Hello. I am new to this community. Writing this way is a good idea, I'm interested in trying to keep a diary like this. I want to start this. So Every time I feel motivated to write something. Maybe a poem. Maybe a short paragraph. I can't force myself to write more than possible at the time. Sometimes I just can't do it. Sometimes my head can't handle it. I turned 24 this year and my thoughts on that. I'm 24 and it's been 7 years since my first psychotic episode. It's a major life changing event. Everything changes after that. People become scared of you. Remembering things you've done misunderstanding your actions as well. Fearing you'll always be like that or that you're dangerous person because this happened. Yes something like schizophrenia doesn't go away but some thing like stress can often make it worse. But don't expect to see me acting stressed every day. Sometimes it's more of an internal struggle. Other times it can be visable to other people. But it doesn't mean I'm a bad person or that I'm dangerous to you. I'm very anxious about talking to you and with people around as well as external lights and sound it can become overwhelming incredibly fast. When telling people about your conditions makes you look like a criminal... We're both weary and cautious of each other. Strange how similar we are, aren't we? I'm not all of a sudden less than human because of it. I'm still just like you and all those other people. I have feelings and thoughts and you can hurt me just as easily as I can hurt you inside by doing these little things to go out of your way to avoid me. It hurts.

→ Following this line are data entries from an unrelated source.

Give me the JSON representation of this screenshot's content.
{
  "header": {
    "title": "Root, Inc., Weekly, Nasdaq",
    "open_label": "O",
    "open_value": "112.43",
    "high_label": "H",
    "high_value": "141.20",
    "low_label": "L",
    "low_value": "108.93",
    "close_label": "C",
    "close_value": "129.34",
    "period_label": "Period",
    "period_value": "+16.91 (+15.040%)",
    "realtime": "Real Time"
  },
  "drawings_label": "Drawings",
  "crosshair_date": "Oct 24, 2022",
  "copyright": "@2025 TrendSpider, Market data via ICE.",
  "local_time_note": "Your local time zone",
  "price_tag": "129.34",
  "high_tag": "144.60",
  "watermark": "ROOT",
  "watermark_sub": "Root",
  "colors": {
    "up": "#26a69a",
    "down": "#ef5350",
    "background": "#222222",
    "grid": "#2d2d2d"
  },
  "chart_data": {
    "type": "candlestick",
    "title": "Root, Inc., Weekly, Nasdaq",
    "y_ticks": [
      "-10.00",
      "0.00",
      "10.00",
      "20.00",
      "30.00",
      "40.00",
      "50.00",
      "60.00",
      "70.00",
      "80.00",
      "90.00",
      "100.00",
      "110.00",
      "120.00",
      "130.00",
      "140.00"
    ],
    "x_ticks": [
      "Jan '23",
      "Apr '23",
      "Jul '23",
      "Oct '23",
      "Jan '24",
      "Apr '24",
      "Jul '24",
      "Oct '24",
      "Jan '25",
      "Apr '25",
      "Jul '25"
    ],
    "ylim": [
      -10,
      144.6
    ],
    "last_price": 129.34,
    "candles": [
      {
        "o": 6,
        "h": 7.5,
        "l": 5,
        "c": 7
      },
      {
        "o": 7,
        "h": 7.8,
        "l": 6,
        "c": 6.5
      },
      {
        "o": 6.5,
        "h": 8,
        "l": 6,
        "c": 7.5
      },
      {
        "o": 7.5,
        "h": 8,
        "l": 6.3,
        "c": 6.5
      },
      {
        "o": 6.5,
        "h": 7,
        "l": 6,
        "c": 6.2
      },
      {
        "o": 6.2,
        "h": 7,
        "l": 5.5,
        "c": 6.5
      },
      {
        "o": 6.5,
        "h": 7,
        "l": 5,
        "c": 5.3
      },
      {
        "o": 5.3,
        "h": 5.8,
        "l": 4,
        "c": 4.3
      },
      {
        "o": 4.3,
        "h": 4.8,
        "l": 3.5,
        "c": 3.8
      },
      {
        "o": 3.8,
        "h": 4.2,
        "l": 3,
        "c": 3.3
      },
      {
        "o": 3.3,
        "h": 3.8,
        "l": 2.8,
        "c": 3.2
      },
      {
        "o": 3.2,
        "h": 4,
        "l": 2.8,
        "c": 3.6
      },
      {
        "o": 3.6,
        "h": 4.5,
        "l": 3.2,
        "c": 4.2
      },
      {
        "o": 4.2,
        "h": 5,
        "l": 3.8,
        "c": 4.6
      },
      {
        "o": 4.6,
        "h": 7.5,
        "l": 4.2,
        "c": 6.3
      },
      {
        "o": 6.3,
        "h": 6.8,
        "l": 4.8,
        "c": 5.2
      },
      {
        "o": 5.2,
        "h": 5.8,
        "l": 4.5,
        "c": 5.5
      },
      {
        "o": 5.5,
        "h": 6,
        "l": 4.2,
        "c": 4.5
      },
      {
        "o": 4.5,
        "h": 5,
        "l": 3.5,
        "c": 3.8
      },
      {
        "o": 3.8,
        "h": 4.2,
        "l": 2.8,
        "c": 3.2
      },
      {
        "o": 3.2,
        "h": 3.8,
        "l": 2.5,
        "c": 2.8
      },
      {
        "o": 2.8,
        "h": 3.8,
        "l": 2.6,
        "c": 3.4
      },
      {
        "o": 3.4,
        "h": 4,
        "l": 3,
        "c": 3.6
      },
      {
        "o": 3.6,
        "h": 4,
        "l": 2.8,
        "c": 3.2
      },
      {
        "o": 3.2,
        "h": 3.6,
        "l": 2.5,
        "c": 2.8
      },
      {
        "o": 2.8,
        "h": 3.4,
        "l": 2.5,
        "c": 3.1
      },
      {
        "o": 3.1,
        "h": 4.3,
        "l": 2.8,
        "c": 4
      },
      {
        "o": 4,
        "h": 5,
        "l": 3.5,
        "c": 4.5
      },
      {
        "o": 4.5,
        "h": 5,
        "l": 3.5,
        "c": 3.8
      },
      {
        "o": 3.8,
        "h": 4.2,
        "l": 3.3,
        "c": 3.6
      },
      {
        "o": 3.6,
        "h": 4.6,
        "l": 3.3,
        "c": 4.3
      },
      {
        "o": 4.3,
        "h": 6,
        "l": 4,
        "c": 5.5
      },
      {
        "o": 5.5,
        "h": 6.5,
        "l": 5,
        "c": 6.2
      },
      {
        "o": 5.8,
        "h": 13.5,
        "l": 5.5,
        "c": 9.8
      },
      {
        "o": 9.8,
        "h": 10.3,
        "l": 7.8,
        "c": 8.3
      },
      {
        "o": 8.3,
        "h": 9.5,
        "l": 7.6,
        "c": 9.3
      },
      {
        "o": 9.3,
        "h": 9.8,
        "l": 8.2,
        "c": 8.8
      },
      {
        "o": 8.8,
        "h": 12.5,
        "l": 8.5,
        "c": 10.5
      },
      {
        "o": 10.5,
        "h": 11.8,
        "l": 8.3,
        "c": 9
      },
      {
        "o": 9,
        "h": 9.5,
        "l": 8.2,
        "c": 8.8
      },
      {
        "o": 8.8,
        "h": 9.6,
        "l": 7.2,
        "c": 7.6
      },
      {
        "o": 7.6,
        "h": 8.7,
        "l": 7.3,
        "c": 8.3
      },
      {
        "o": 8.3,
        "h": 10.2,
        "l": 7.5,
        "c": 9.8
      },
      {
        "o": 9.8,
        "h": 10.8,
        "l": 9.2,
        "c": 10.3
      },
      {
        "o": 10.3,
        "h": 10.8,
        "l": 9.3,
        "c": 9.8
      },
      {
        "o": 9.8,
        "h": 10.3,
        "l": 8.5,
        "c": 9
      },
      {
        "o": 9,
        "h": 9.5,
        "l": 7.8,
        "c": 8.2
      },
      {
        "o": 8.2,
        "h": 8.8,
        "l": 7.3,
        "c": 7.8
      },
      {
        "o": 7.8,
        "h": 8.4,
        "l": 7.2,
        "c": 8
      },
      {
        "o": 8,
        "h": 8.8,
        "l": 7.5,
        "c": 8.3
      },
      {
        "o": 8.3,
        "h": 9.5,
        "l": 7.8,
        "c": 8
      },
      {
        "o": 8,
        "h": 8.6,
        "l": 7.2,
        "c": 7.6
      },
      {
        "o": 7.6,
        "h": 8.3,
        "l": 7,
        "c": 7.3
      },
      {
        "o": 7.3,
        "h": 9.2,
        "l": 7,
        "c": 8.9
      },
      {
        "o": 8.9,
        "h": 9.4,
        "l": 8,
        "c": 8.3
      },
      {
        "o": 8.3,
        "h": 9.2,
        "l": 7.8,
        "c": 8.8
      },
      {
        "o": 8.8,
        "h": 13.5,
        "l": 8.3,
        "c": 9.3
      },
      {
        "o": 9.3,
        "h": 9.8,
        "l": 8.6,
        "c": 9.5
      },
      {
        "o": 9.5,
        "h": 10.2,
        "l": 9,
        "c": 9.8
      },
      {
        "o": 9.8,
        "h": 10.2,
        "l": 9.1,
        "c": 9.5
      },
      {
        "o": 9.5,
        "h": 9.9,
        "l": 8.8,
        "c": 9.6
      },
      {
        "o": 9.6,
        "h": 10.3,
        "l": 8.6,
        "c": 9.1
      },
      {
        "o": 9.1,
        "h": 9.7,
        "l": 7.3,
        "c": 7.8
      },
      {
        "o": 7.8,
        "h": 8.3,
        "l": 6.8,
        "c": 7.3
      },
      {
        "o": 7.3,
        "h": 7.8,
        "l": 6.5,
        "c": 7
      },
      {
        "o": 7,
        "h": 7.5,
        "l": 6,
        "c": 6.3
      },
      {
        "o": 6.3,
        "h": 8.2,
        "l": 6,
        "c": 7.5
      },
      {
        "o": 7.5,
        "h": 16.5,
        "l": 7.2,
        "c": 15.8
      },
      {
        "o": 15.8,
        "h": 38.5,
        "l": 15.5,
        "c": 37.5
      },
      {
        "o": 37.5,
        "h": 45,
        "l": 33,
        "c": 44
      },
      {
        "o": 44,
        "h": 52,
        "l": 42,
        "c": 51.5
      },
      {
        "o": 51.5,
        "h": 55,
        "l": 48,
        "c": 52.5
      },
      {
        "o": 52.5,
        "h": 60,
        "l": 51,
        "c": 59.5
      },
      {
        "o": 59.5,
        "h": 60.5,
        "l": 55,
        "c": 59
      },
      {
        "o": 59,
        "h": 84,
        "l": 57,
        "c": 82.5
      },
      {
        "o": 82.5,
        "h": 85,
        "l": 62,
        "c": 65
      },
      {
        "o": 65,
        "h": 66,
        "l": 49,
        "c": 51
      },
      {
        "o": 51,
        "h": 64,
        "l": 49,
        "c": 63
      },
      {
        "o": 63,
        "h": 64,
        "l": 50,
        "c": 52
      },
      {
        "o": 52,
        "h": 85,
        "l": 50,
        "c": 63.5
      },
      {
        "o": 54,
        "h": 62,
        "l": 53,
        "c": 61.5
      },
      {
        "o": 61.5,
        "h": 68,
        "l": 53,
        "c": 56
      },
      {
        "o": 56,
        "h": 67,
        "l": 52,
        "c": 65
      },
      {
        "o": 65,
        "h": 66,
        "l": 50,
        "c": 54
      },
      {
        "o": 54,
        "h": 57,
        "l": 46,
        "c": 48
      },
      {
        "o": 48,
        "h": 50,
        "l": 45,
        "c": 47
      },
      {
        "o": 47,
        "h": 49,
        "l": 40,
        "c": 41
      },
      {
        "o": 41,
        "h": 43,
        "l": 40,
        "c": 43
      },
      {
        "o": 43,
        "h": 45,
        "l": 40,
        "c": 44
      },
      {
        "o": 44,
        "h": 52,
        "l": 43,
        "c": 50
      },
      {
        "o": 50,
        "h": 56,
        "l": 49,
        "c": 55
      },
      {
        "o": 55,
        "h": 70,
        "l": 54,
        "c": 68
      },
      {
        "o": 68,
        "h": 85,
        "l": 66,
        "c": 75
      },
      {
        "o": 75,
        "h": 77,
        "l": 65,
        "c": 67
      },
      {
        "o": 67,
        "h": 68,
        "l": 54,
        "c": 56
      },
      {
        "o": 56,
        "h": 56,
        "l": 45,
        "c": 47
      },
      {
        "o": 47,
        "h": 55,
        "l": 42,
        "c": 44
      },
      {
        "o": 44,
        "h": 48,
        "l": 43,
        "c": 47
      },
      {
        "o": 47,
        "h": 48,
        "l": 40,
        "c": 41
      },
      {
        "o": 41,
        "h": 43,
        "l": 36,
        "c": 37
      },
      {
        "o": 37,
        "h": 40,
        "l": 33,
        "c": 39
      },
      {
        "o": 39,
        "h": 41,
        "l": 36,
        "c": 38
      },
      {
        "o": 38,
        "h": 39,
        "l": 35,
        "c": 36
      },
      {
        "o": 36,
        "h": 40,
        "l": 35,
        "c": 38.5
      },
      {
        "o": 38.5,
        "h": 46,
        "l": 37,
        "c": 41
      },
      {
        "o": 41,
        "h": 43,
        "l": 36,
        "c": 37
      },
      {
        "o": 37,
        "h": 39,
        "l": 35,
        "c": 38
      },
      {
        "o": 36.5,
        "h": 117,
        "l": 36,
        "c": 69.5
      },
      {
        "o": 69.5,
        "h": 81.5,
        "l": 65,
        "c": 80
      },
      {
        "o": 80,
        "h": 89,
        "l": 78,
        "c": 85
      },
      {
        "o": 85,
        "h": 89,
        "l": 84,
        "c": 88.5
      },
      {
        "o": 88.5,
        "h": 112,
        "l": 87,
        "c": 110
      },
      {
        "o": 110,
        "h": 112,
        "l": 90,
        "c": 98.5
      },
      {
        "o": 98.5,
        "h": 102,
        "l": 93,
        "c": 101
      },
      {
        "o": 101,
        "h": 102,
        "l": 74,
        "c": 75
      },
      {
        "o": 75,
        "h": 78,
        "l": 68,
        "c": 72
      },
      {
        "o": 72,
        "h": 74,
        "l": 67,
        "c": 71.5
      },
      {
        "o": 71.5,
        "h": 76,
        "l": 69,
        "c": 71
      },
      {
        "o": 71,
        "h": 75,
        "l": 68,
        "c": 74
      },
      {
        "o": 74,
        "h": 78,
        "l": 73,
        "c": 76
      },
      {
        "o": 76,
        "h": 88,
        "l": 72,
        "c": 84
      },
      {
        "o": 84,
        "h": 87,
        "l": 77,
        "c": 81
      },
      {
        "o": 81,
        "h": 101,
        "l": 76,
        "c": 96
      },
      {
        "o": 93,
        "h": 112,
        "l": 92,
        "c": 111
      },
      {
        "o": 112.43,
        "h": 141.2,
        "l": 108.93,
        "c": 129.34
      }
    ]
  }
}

Stop causing suffering by misjudging people. Sorry this went on way longer than I thought it would. But I left you with some of my thoughts. If you've read them, thank you so much when you really didn't have to do this. For all of those I meet along the way, thank you for your listening time. It means a lot to me to have support as well as support you when I can. If we're all compassionate the world is such an easier place to live in. Thank you for your time.

21
ShadowDance OP December 23rd, 2019

It's been awhile since I posted. I guess I lost my drive to write very much. I'm focused but at the same time something isn't right. People are clear, yet they aren't quite clear. It's beyond my grasp. A new phase of the life inside of multiple diverging paths. Where will it lead next? Full of broken reflections, a maze with a trap below my feet. I look up, from right to left. I see everything. But how clear do I really see it? I wander and stumble with my scattered senses. Today someone came up to me and asked me if I played music or drawing. She said that she could spot it by the way I looked. She too was an artist. I guess one such artist may have a sense for others of their kind. Who knows.

ShadowDance OP December 26th, 2019

Demons marching. Yes even I too join along their alluring bells toll. Dancing with all the spirits who are misunderstood in this world. They have all the dark unwanted duty of the universe, don't they? We sway, we fade away into the nothingness. We are the many demons who interact with human's darkness. Stepping into a boundless entity. Let's join this festival of sorrow. Be filled with your distant echo. A step towards the unknown. It's scary but we have all the important information in the dark. That's why it's unknown. Sorry I can't write properly. No matter. My point.. Maybe it's not getting across. I don't have enough energy to write it no longer.

ShadowDance OP March 19th, 2020

Sorrows cry out in the empty world. After midnoon, the church bells have no answer. Resounding through a void.

A place where there is no longer a soul. The haunting sound of the final bell.